Denpasar (ANTARA) - Akademisi yang juga peneliti bidang lingkungan di Universitas Udayana I Gede Hendrawan mengharapkan penanganan sampah di Provinsi Bali dapat dilaksanakan secara holistik dan bersamaan sehingga bisa memberikan hasil yang optimal.
"Penanganan sampah tidak bisa dilakukan secara parsial, ketika di tingkat rumah tangga sampah sudah dipilah tetapi pengangkutannya tidak tersedia dan dicampur lagi, kan jadi rugi usaha yang dilakukan," kata Hendrawan di Denpasar, Kamis.
Hendrawan menyampaikan hal tersebut saat menjadi narasumber dalam acara diskusi kelompok terfokus (FGD) bertajuk Bali Darurat Sampah yang digelar oleh Jaringan Jurnalis Peduli Sampah (J2PS). "Demikian pula TPS3R (Tempat Pengolahan Sampah Reduce, Reuse, Recycle) juga tidak bisa berdiri sendiri dan tidak bisa sukses kalau di bagian hulu (rumah tangga) tidak dilakukan pemilahan," ujarnya.
Jika tidak dilakukan pemilahan, lanjut Hendrawan, maka sumber daya yang dibutuhkan di TPS3R menjadi lebih besar lagi dan akan terjadi gunungan sampah TPS3R di setiap desa. Terlebih rata-rata produksi sampah di Provinsi Bali per harinya berdasarkan data 2019 saja mencapai sekitar 4.200 ton
"Dengan sampah sudah terpilah, maka komposting bisa lebih mudah dilakukan, pencacahan plastik bisa dilakukan, botol-botol maupun kemasan yang memiliki nilai ekonomi bisa dijual lagi," ucapnya.
Hendrawan menambahkan, sampah yang tidak bisa diolah di TPS3R, kemudian masuk ke Tempat Pengolahan Sampah Terpadu (TPST).
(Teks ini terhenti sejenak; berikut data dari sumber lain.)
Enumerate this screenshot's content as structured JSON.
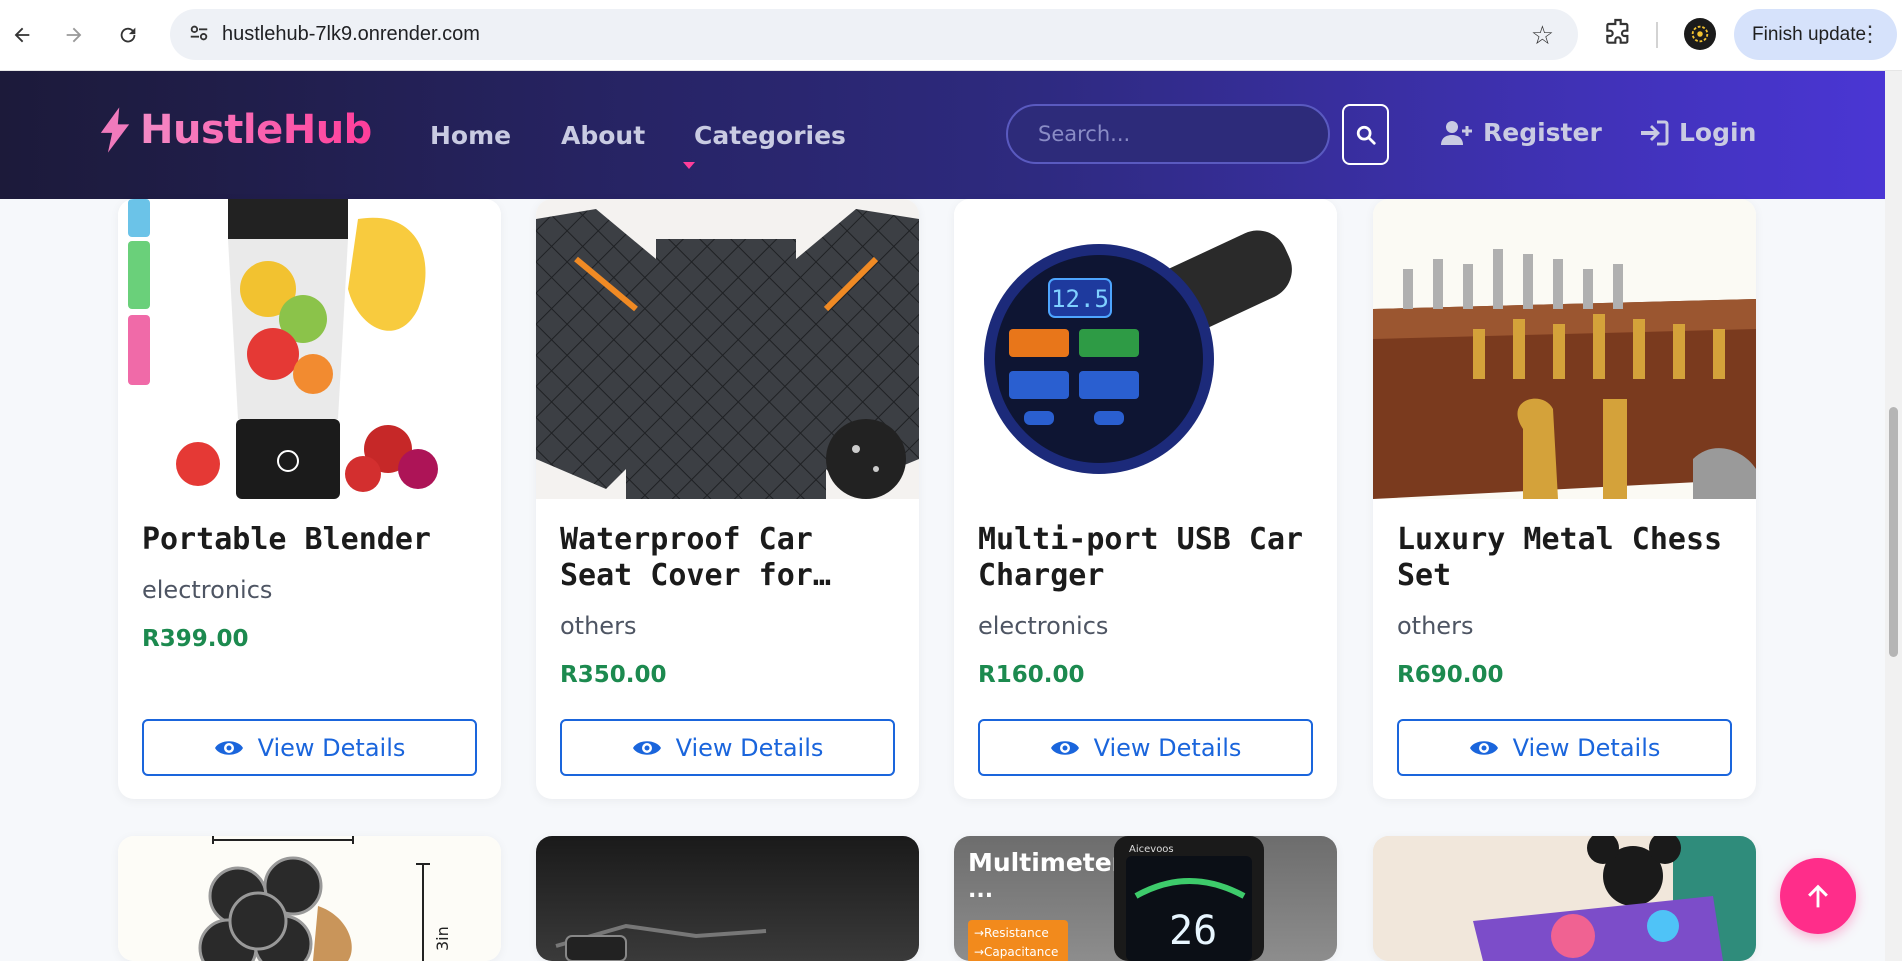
{
  "browser": {
    "url": "hustlehub-7lk9.onrender.com",
    "update_label": "Finish update"
  },
  "header": {
    "logo_text": "HustleHub",
    "nav": [
      "Home",
      "About",
      "Categories"
    ],
    "search_placeholder": "Search...",
    "register_label": "Register",
    "login_label": "Login",
    "colors": {
      "brand_pink": "#ff3d9a",
      "header_dark": "#1c1a3a",
      "header_light": "#4a36d4"
    }
  },
  "products": [
    {
      "title": "Portable Blender",
      "category": "electronics",
      "price": "R399.00",
      "button": "View Details",
      "image_icon": "blender-image"
    },
    {
      "title": "Waterproof Car Seat Cover for…",
      "category": "others",
      "price": "R350.00",
      "button": "View Details",
      "image_icon": "car-seat-cover-image"
    },
    {
      "title": "Multi-port USB Car Charger",
      "category": "electronics",
      "price": "R160.00",
      "button": "View Details",
      "image_icon": "usb-charger-image"
    },
    {
      "title": "Luxury Metal Chess Set",
      "category": "others",
      "price": "R690.00",
      "button": "View Details",
      "image_icon": "chess-set-image"
    }
  ],
  "next_row": {
    "multimeter_title": "Multimeter",
    "multimeter_ellipsis": "...",
    "multimeter_tags": [
      "→Resistance",
      "→Capacitance"
    ],
    "multimeter_reading": "26",
    "multimeter_brand": "Aicevoos",
    "size_label": "3in"
  },
  "price_color": "#1c8a4f",
  "button_color": "#1a65dc"
}
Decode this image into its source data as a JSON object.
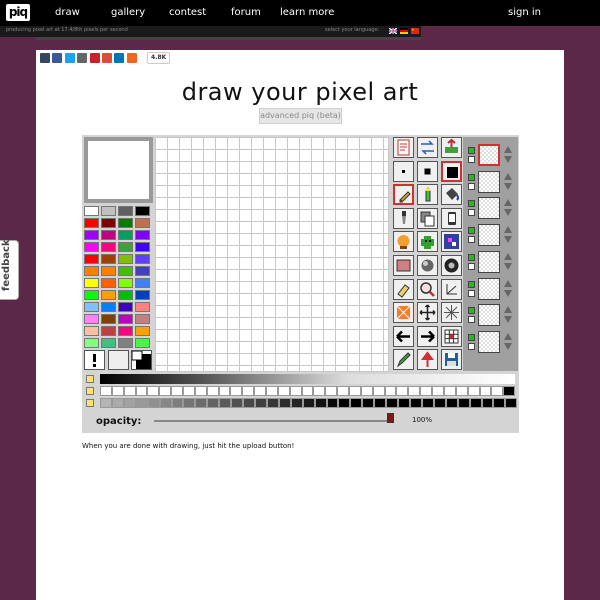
{
  "brand": {
    "logo_text": "piq"
  },
  "nav": {
    "items": [
      {
        "label": "draw"
      },
      {
        "label": "gallery"
      },
      {
        "label": "contest"
      },
      {
        "label": "forum"
      },
      {
        "label": "learn more"
      }
    ],
    "signin": "sign in"
  },
  "subbar": {
    "tagline": "producing pixel art at 17.4/8th pixels per second",
    "language_label": "select your language:",
    "flags": [
      "uk-flag",
      "de-flag",
      "cn-flag"
    ]
  },
  "share": {
    "buttons": [
      {
        "icon": "tumblr-icon",
        "color": "#36465d"
      },
      {
        "icon": "facebook-icon",
        "color": "#3b5998"
      },
      {
        "icon": "twitter-icon",
        "color": "#1da1f2"
      },
      {
        "icon": "email-icon",
        "color": "#666666"
      },
      {
        "icon": "pinterest-icon",
        "color": "#cb2027"
      },
      {
        "icon": "google-plus-icon",
        "color": "#dd4b39"
      },
      {
        "icon": "linkedin-icon",
        "color": "#0077b5"
      },
      {
        "icon": "share-plus-icon",
        "color": "#f16522"
      }
    ],
    "count": "4.8K"
  },
  "page": {
    "title": "draw your pixel art",
    "advanced_button": "advanced piq (beta)",
    "hint": "When you are done with drawing, just hit the upload button!"
  },
  "palette": {
    "colors": [
      [
        "#ffffff",
        "#c0c0c0",
        "#606060",
        "#000000"
      ],
      [
        "#ff0000",
        "#800000",
        "#008000",
        "#c07050"
      ],
      [
        "#a000ff",
        "#c00080",
        "#00a060",
        "#8000ff"
      ],
      [
        "#ff00ff",
        "#ff0080",
        "#40a040",
        "#4000ff"
      ],
      [
        "#ff0000",
        "#a04000",
        "#80c000",
        "#6040ff"
      ],
      [
        "#ff8000",
        "#ff8000",
        "#40c000",
        "#4040c0"
      ],
      [
        "#ffff00",
        "#ff6000",
        "#80ff00",
        "#4080ff"
      ],
      [
        "#00ff00",
        "#ffa000",
        "#00c000",
        "#0040c0"
      ],
      [
        "#80c0ff",
        "#0080ff",
        "#4000c0",
        "#ff8080"
      ],
      [
        "#ff80ff",
        "#804000",
        "#c000c0",
        "#c08080"
      ],
      [
        "#ffc0a0",
        "#c04040",
        "#ff0080",
        "#ffa000"
      ],
      [
        "#80ff80",
        "#40c080",
        "#808080",
        "#40ff40"
      ]
    ]
  },
  "tools": {
    "items": [
      {
        "name": "new-canvas-icon",
        "selected": false
      },
      {
        "name": "flip-icon",
        "selected": false
      },
      {
        "name": "upload-icon",
        "selected": false
      },
      {
        "name": "brush-small-icon",
        "selected": false
      },
      {
        "name": "brush-medium-icon",
        "selected": false
      },
      {
        "name": "brush-large-icon",
        "selected": true
      },
      {
        "name": "pencil-icon",
        "selected": true
      },
      {
        "name": "color-pencil-icon",
        "selected": false
      },
      {
        "name": "paint-bucket-icon",
        "selected": false
      },
      {
        "name": "dropper-icon",
        "selected": false
      },
      {
        "name": "copy-icon",
        "selected": false
      },
      {
        "name": "phone-icon",
        "selected": false
      },
      {
        "name": "stamp-icon",
        "selected": false
      },
      {
        "name": "sprite-icon",
        "selected": false
      },
      {
        "name": "pattern-icon",
        "selected": false
      },
      {
        "name": "fill-rect-icon",
        "selected": false
      },
      {
        "name": "sphere-icon",
        "selected": false
      },
      {
        "name": "gradient-icon",
        "selected": false
      },
      {
        "name": "eraser-icon",
        "selected": false
      },
      {
        "name": "zoom-icon",
        "selected": false
      },
      {
        "name": "line-icon",
        "selected": false
      },
      {
        "name": "dither-icon",
        "selected": false
      },
      {
        "name": "move-icon",
        "selected": false
      },
      {
        "name": "symmetry-icon",
        "selected": false
      },
      {
        "name": "arrow-left-icon",
        "selected": false
      },
      {
        "name": "arrow-right-icon",
        "selected": false
      },
      {
        "name": "grid-icon",
        "selected": false
      },
      {
        "name": "pen-icon",
        "selected": false
      },
      {
        "name": "upload-arrow-icon",
        "selected": false
      },
      {
        "name": "save-icon",
        "selected": false
      }
    ]
  },
  "layers": {
    "count": 8,
    "selected": 0
  },
  "opacity": {
    "label": "opacity:",
    "value_text": "100%",
    "value": 100
  }
}
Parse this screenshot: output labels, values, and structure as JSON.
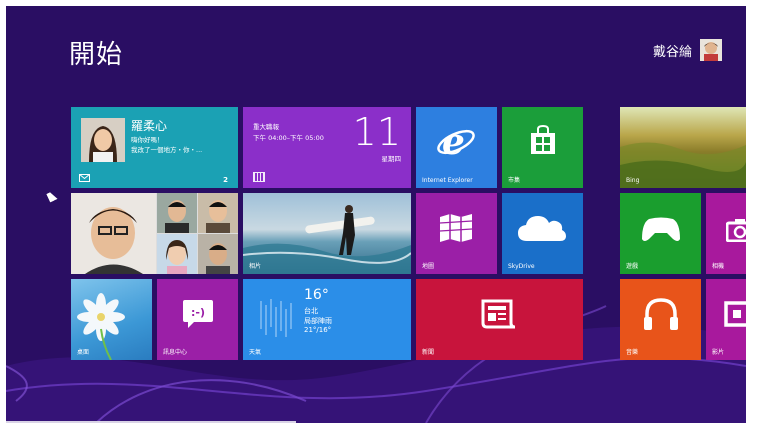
{
  "start": {
    "title": "開始"
  },
  "user": {
    "name": "戴谷綸"
  },
  "tiles": {
    "mail": {
      "contact_name": "羅柔心",
      "line1": "嗨你好嗎！",
      "line2": "我改了一個地方・你・...",
      "count": "2"
    },
    "calendar": {
      "event": "重大職報",
      "time": "下午 04:00–下午 05:00",
      "day": "11",
      "weekday": "星期四"
    },
    "ie": {
      "label": "Internet Explorer"
    },
    "store": {
      "label": "市集"
    },
    "bing": {
      "label": "Bing"
    },
    "photos": {
      "label": "相片"
    },
    "maps": {
      "label": "地圖"
    },
    "skydrive": {
      "label": "SkyDrive"
    },
    "games": {
      "label": "遊戲"
    },
    "camera": {
      "label": "相機"
    },
    "desktop": {
      "label": "桌面"
    },
    "messaging": {
      "label": "訊息中心"
    },
    "weather": {
      "temp": "16°",
      "city": "台北",
      "condition": "局部陣雨",
      "range": "21°/16°",
      "label": "天氣"
    },
    "news": {
      "label": "新聞"
    },
    "music": {
      "label": "音樂"
    },
    "video": {
      "label": "影片"
    }
  },
  "colors": {
    "background": "#2a0e63",
    "mail": "#1ba1b4",
    "calendar": "#8b2fc9",
    "ie": "#2d7fe0",
    "store": "#1b9e3a",
    "maps": "#9b1fa7",
    "skydrive": "#1a6fc9",
    "games": "#1a9e2e",
    "camera": "#a8199d",
    "messaging": "#9b1fa7",
    "weather": "#2b8ee8",
    "news": "#c8143c",
    "music": "#e8541a",
    "video": "#a8199d"
  }
}
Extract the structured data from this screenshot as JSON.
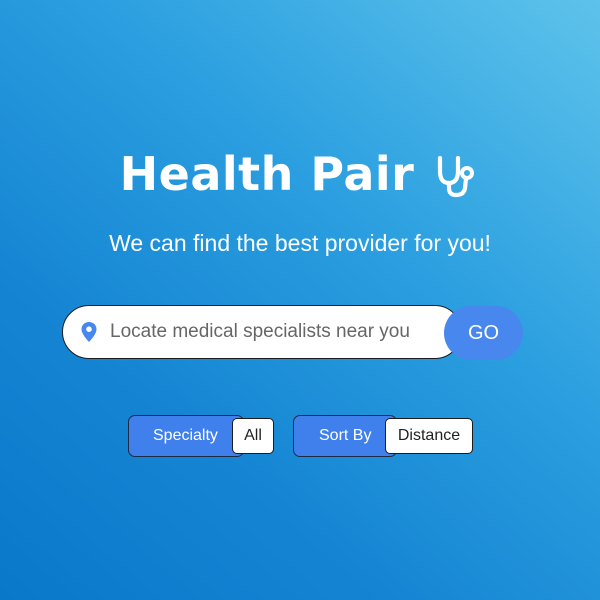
{
  "header": {
    "title": "Health Pair",
    "icon": "stethoscope-icon"
  },
  "tagline": "We can find the best provider for you!",
  "search": {
    "icon": "location-pin-icon",
    "placeholder": "Locate medical specialists near you",
    "value": "",
    "go_label": "GO"
  },
  "filters": {
    "specialty": {
      "label": "Specialty",
      "value": "All"
    },
    "sort_by": {
      "label": "Sort By",
      "value": "Distance"
    }
  },
  "colors": {
    "background_top": "#5ec3eb",
    "background_bottom": "#0a78c9",
    "accent": "#4787ee",
    "text_on_bg": "#ffffff"
  }
}
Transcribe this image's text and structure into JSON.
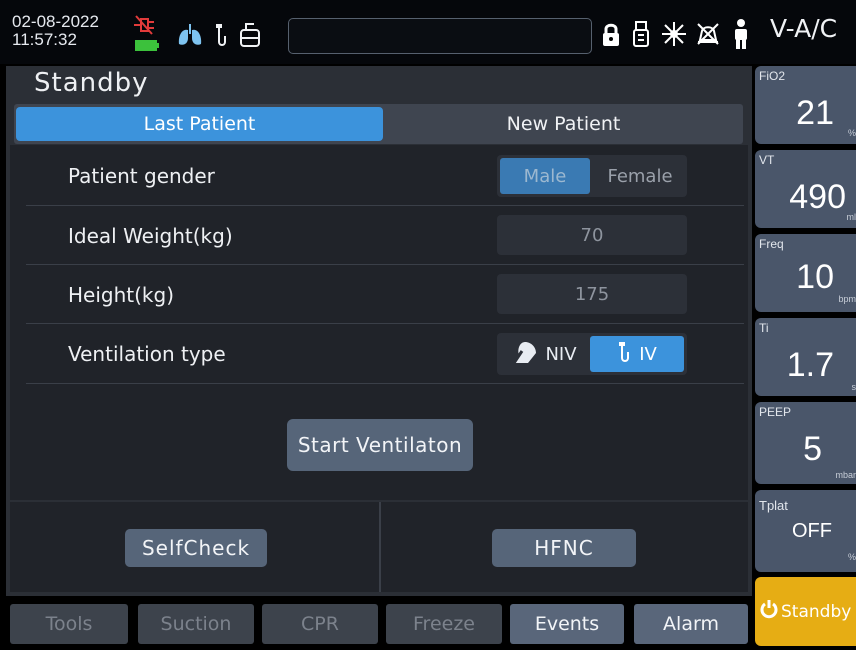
{
  "status_bar": {
    "date": "02-08-2022",
    "time": "11:57:32",
    "status_icons": [
      "ac-power-disconnected-icon",
      "battery-icon",
      "lungs-icon",
      "tube-icon",
      "humidifier-icon"
    ],
    "message": "",
    "right_icons": [
      "lock-icon",
      "usb-icon",
      "network-icon",
      "alarm-silenced-icon",
      "patient-icon"
    ],
    "mode": "V-A/C"
  },
  "main": {
    "title": "Standby",
    "tabs": [
      {
        "label": "Last Patient",
        "active": true
      },
      {
        "label": "New Patient",
        "active": false
      }
    ],
    "form": {
      "gender": {
        "label": "Patient gender",
        "options": [
          "Male",
          "Female"
        ],
        "selected": "Male"
      },
      "weight": {
        "label": "Ideal Weight(kg)",
        "value": "70"
      },
      "height": {
        "label": "Height(kg)",
        "value": "175"
      },
      "ventilation": {
        "label": "Ventilation type",
        "options": [
          "NIV",
          "IV"
        ],
        "selected": "IV"
      }
    },
    "start_button": "Start Ventilaton",
    "selfcheck_button": "SelfCheck",
    "hfnc_button": "HFNC"
  },
  "nav": [
    {
      "label": "Tools",
      "enabled": false
    },
    {
      "label": "Suction",
      "enabled": false
    },
    {
      "label": "CPR",
      "enabled": false
    },
    {
      "label": "Freeze",
      "enabled": false
    },
    {
      "label": "Events",
      "enabled": true
    },
    {
      "label": "Alarm",
      "enabled": true
    }
  ],
  "params": [
    {
      "name": "FiO2",
      "value": "21",
      "unit": "%"
    },
    {
      "name": "VT",
      "value": "490",
      "unit": "ml"
    },
    {
      "name": "Freq",
      "value": "10",
      "unit": "bpm"
    },
    {
      "name": "Ti",
      "value": "1.7",
      "unit": "s"
    },
    {
      "name": "PEEP",
      "value": "5",
      "unit": "mbar"
    },
    {
      "name": "Tplat",
      "value": "OFF",
      "unit": "%"
    }
  ],
  "standby_button": "Standby",
  "colors": {
    "accent_blue": "#3c93dc",
    "standby_yellow": "#e6ad14",
    "param_tile": "#4a566a",
    "button": "#566579"
  }
}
Sampah yang memang benar-benar tidak bisa ditangani di TPST baru kemudian dibuang ke Tempat Pembuangan Akhir (TPA). "Dengan demikian beban di TPA menjadi sangat ringan dan tidak butuh lahan yang luas, namun tentu harus dengan teknologi yang bagus," katanya.
Di sisi lain, Hendrawan juga mendorong agar juga rutin dilakukan kegiatan bersih-bersih sungai sehingga bisa diminimalisasi sampah yang masuk ke laut. "Jika selama ini sering hanya dilakukan beach clean up, mengapa tidak dilakukan river clean up?" katanya mempertanyakan.
Direktur Utama PT Cahaya Terang Bumi Lestari Putu Ivan Yunatana, narasumber berikutnya mengatakan Bali semestinya bersyukur telah mendapatkan banyak perhatian dari pemerintah pusat untuk penanganan sampah. "TPST yang dibangun di Bali juga akan dijadikan role model dari TPST-TPST yang akan dibangun di sejumlah daerah di Indonesia," ujarnya.
Selain itu, Ivan juga menyarankan sebelum mulai dilakukan penyediaan teknologi untuk penanganan sampah di suatu daerah, sebaiknya dipelajari karakteristik sampah yang dihasilkan masyarakat.
"Kalau tidak disesuaikan, nantinya akan terkait dengan keberlanjutan penanganan sampah. Contohnya saja karakteristik sampah di Bali itu unik karena seringkali meskipun sampah organik sisa upacara, masih ada tercampur unsur logamnya dari penggunaan uang kepeng," katanya.
Baca juga: 60 persen sampah Mataram akan terkelola di TPST modern
Baca juga: Petugas DLH Loteng memilah sampah ajang WSBK 2023
Sisa-sisa logam itu jika masuk pada mesin pengolahan sampah organik, tambah Ivan, tentu akan berakibat kerusakan pada mesin yang digunakan. "Kami telah membantu menyediakan teknologi sederhana untuk mengolah residu sehingga tidak sampai menjadi sampah baru di tempat pembuangan akhir," ujarnya.
Selain pentingnya pemilahan sampah di tingkat rumah tangga, Ivan menyarankan kalangan dunia usaha juga aktif melakukan pemilahan sampah. "Untuk penanganan sampah kita mesti duduk bersama, tidak saja perlu peran pemerintah dengan pemerhati lingkungan, namun juga mesti bicara dengan dunia usaha terutama yang kemasan produknya berkontribusi menjadi penyumbang sampah plastik," ucapnya.
Sampah plastik yang kerap membanjiri kawasan pantai, salah satunya Pantai Kuta saat musim-musim tertentu dinilai juga dapat berpengaruh pada citra pariwisata Bali sehingga semestinya harus ada solusi yang tepat.